Dr. Freud never found
a treatment for downsizing, which requires hauling furniture, documents and
collectibles out of basements, attics, crawl spaces, closets, garages and sheds,
where they were stored decades ago. The person engaged in downsizing decides
what to give away, what to throw away and, what to sell and what to keep.
I live and downsize
with my daughter and son-in-law. As I sifted through thousands of papers I
wondered whether they had reproduced themselves, like a copy machine powered by
rabbits.
I recognized a copy of
L’Osservatore Romano’s weekly English language edition of January 14, 1991. I
had saved it because it included a two-page feature about its editor, Msgr.
John Muthig, whose death during a holiday visit to his home in New Jersey was
an unexpected shock.
John, a brother in
Christ, was a layman when I signed him up for his first newspaper job. It was
at The Catholic Review in Baltimore. He was a reporter at what was then called
NC, the National Catholic News Service, serving with distinction in the Rome
bureau while I was NC director and editor in chief in Washington.
He followed that with
two years at the Mission of the Holy See to the United Nations. He flew to
Chicago for the wedding of my loving landlords. Later he visited the family in
Orlando. We didn’t know it, but it was a goodbye visit of a gifted friend/priest/journalist/diplomat.
A couple of days ago I
emailed a long-time friend of John to offer my copy of the Vatican newspaper.

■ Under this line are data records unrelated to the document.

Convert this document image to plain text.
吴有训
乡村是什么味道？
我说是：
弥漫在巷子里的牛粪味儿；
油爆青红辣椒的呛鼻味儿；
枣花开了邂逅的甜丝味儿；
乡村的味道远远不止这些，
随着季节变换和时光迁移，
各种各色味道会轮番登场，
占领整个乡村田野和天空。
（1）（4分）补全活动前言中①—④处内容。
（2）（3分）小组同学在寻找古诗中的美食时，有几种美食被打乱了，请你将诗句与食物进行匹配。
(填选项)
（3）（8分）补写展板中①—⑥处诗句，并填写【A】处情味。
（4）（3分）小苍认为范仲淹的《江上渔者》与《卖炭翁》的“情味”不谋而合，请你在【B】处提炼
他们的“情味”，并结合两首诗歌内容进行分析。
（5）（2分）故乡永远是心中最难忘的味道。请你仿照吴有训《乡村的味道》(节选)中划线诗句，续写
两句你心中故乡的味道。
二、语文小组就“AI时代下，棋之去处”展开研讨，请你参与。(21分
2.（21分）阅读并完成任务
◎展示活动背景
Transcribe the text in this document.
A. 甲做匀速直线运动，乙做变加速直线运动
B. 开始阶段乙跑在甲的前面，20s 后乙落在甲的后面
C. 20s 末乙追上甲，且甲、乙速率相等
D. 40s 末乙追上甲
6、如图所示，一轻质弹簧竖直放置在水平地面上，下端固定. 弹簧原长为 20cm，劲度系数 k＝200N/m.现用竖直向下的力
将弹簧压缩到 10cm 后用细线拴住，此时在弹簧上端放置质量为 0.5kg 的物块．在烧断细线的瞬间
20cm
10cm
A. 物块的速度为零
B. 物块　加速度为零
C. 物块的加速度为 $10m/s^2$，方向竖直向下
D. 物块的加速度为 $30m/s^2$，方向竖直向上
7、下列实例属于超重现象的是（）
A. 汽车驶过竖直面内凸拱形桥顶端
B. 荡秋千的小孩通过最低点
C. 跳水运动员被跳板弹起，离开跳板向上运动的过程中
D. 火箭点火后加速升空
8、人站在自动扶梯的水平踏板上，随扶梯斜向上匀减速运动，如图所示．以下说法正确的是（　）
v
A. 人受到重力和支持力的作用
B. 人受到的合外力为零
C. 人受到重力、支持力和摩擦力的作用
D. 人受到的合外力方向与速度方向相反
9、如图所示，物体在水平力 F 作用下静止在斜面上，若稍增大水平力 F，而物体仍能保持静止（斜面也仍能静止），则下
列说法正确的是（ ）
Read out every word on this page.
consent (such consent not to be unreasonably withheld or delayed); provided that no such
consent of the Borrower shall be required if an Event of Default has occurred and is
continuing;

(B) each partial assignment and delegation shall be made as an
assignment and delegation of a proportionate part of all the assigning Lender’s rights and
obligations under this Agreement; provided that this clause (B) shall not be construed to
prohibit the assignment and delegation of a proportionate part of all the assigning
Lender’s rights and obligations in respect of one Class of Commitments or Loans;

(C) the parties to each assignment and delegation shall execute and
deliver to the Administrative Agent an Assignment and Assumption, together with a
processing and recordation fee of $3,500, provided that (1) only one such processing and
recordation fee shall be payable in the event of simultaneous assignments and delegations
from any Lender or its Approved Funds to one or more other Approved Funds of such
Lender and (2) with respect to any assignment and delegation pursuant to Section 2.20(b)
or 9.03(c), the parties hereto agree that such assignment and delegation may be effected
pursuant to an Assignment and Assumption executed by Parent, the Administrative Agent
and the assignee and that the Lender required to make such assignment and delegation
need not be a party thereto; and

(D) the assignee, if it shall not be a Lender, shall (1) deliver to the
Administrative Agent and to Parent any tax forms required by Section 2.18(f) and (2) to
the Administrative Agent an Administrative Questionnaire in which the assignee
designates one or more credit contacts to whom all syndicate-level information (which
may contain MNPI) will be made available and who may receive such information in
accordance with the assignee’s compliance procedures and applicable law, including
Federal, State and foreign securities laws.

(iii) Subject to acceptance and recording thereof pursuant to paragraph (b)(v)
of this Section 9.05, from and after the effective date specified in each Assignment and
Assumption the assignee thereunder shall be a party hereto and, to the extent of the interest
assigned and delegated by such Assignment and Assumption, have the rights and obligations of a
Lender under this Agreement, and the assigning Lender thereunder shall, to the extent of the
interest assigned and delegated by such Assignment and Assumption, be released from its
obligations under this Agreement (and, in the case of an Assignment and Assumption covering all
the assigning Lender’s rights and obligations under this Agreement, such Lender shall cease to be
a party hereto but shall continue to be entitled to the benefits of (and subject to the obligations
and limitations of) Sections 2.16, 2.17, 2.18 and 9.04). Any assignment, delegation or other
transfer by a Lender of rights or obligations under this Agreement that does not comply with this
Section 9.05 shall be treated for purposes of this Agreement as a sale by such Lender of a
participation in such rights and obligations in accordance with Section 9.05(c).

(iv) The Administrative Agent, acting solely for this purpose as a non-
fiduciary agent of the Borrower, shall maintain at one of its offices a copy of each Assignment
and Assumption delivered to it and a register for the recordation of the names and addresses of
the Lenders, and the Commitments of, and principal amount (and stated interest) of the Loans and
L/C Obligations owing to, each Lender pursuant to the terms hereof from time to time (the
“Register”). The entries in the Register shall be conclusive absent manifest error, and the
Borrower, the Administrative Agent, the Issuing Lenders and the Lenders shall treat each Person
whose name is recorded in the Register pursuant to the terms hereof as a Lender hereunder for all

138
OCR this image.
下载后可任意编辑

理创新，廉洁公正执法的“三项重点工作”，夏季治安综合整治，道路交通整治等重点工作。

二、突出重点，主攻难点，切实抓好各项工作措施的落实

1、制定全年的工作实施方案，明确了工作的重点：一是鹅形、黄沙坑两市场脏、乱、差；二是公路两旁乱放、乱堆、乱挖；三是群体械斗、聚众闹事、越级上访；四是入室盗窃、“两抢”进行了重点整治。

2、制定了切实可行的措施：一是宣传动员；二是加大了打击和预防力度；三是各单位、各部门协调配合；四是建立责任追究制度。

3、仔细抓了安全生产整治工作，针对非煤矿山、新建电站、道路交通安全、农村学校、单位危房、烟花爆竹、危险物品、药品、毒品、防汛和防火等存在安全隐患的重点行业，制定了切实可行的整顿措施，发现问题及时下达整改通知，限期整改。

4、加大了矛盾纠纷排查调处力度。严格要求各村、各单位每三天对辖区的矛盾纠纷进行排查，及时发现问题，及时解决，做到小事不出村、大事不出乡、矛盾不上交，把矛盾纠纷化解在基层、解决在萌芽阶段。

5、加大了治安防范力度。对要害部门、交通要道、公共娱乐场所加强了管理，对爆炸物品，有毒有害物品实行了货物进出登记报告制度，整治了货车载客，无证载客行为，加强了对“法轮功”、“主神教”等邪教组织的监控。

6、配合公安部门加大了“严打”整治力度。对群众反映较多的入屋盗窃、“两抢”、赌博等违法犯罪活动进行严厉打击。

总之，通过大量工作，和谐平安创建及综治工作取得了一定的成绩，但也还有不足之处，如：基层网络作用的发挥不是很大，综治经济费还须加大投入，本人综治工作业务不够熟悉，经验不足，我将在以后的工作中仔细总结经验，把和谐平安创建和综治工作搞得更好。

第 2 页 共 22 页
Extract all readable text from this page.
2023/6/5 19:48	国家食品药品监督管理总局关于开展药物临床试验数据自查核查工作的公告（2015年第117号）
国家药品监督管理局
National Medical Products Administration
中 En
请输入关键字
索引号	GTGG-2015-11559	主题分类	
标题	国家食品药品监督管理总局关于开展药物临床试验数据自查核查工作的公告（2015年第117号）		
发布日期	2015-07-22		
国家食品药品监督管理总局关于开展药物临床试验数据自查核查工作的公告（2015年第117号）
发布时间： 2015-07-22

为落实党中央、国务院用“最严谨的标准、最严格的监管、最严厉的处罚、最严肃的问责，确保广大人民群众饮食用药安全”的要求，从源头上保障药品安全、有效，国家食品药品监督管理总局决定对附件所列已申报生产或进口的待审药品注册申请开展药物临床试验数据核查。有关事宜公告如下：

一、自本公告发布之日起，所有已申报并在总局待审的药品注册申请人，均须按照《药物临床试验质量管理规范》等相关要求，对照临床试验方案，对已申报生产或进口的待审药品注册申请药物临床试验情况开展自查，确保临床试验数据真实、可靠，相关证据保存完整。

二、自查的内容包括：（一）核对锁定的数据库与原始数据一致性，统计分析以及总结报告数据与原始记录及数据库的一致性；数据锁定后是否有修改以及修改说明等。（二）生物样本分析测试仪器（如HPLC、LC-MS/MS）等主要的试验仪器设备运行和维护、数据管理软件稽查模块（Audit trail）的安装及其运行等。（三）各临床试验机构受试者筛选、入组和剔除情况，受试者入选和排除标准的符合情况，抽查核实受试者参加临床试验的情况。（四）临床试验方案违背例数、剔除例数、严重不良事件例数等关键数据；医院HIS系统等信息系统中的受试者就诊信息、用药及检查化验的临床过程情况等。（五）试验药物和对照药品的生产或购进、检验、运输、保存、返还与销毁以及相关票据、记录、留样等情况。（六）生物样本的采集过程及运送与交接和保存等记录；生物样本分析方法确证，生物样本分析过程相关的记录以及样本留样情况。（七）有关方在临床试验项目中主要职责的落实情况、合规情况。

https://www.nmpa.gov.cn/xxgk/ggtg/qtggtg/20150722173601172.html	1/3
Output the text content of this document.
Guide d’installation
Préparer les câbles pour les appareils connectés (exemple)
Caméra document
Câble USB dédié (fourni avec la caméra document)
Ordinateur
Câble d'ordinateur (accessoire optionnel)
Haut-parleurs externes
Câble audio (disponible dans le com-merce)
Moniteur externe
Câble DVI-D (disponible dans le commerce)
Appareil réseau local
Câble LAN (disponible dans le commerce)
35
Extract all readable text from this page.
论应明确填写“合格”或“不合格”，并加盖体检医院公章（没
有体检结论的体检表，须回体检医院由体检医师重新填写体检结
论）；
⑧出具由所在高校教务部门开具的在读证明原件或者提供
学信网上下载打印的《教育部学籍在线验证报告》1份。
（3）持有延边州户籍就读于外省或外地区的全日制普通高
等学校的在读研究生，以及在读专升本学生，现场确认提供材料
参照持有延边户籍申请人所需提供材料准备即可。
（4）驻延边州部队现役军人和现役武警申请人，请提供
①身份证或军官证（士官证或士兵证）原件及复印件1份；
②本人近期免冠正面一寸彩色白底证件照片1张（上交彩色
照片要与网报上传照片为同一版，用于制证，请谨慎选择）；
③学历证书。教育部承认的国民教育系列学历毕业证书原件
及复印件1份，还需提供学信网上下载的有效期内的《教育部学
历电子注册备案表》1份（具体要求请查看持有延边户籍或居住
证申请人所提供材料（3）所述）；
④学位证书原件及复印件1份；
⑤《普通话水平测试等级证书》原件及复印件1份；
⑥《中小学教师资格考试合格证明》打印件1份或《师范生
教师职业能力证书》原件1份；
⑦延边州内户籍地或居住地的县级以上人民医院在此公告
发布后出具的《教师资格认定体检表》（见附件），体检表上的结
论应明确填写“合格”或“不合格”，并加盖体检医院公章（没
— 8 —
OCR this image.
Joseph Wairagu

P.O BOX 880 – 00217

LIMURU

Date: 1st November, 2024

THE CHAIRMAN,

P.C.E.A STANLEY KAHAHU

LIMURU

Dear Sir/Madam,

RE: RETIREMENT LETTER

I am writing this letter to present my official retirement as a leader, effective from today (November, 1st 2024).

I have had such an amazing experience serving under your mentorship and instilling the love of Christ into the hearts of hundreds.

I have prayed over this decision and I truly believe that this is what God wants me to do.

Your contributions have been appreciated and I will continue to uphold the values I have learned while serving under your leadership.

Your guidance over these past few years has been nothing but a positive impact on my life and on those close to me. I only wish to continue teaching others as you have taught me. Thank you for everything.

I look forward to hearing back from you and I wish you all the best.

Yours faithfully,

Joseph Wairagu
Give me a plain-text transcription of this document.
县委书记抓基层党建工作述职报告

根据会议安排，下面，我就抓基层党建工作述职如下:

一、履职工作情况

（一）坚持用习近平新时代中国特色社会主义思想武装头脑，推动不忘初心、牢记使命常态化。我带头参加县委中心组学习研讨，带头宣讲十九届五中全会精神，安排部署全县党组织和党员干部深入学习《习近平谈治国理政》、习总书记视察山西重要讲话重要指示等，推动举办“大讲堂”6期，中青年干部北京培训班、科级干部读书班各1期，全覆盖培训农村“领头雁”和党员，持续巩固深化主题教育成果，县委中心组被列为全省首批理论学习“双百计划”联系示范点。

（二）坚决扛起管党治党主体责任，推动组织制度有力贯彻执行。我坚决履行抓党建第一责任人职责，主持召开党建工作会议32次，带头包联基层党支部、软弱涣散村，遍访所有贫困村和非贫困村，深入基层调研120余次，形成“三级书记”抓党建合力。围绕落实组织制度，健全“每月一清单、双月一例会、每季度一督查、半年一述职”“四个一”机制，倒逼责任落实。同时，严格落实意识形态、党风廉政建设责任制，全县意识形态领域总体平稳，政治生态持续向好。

She accepted and mentioned blog comments she had left for me in the past.
When I was a kid we
all had bags of marbles, including agates, which were maybe twice the size of
ordinary marbles. When I read about those comments it was like being sideswiped
on the head with a bag of agates. I was humbled—or do I mean humiliated?—to discover
scores of comments on my blog, some of them several years old, a couple of them
subject to erasure because of vocabulary flaws.
I’ll order a copy of
Blogs for Dummies. Meanwhile I offer apologies to you. I’m sorry about my
oversight and my undersight. Right now I hear voices. They’re saying Get a move on.